I have a confession to make. Every day, Monday-Friday, when my daughter walks out of the house to go to school, I close the door, but I don't lock it. I don't lock it because a little voice in my head says she might run back and say, "I can't do it, mom. Please don't make me go."
She never has. But I persist in this habit because of what happened to
her older sister in middle school. She was miserable. I didn't really
understand the extent of it for quite a while. I look back with the
guilt that I should have helped sooner; I should have known.
She was bullied. She was bullied for being different, for not being rich
enough, thin enough, cool enough. For not wearing the right clothes or
thinking the right thoughts. For being too smart.
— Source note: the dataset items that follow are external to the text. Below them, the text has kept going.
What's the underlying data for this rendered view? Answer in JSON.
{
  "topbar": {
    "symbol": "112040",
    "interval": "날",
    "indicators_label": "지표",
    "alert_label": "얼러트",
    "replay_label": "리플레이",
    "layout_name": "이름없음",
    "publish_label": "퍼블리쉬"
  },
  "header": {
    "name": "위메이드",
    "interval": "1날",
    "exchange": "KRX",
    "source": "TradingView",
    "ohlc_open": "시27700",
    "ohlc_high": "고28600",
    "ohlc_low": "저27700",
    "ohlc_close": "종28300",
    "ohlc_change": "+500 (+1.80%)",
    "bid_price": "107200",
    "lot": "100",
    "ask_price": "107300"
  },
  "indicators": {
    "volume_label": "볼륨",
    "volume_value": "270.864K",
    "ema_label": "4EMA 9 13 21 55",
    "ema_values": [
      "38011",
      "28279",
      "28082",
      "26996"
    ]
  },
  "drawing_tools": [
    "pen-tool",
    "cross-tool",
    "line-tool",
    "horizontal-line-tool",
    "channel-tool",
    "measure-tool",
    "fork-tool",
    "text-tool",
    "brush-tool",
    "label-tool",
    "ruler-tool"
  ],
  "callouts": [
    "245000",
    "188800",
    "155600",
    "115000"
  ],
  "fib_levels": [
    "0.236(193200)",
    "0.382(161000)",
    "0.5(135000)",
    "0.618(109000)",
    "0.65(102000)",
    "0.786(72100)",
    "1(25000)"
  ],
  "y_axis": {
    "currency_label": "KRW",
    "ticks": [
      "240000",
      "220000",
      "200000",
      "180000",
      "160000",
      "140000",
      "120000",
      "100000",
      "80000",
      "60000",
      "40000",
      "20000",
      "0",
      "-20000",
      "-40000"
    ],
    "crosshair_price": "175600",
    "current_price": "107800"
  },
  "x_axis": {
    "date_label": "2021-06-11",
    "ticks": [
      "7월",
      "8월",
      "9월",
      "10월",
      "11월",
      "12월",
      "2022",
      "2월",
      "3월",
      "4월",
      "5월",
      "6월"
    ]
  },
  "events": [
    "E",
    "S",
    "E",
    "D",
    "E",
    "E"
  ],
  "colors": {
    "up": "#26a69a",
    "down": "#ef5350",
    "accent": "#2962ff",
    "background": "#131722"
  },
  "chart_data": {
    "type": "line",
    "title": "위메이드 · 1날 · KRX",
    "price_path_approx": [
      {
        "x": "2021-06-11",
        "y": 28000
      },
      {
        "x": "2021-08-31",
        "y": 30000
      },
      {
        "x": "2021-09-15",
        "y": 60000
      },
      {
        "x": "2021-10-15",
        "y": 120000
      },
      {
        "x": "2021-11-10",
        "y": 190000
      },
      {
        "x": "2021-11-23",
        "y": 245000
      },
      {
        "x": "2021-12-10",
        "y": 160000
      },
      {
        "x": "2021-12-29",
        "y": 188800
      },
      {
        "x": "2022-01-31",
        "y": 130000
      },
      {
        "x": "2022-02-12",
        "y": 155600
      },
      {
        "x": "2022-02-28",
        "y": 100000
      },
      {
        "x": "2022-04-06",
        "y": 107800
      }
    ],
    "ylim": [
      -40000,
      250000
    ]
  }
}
Day after day I drove her to school and as we got closer, she'd be
overcome by stomach aches and nausea. I had no choice--I had to go to
work and she had to go to school. She didn't tell me what was happening
because she knew I had no choice. I think it very nearly killed her.
Middle school is just rough, we tell ourselves. You're just unhappy no
matter where you are. But you just get through it. We all got through
Back to my youngest. She's having the awful growing pains of middle
school now. The academic work is manageable. The social challenges are
ongoing and often heartbreaking. We've done some intervening on her
behalf, with mixed success. We want her to know she can tell us
everything. But she is at the age where she is learning that you don't
always have to tell everything. And so we worry. What is happening that
we might not know?
I had the sudden realization this morning that, if I have never told her
that the door is open, then it might as well be locked. I think I
haven't told her because I haven't wanted to encourage her to bail out
if she is able to go on. But things have been hard lately. She needs to
know that I always have the door open for her. I *think* she knows...
"Middle school is rough, but we'll get through it. I want you to know I'll always keep a door open for you. No matter what."
You don't have to go through this alone.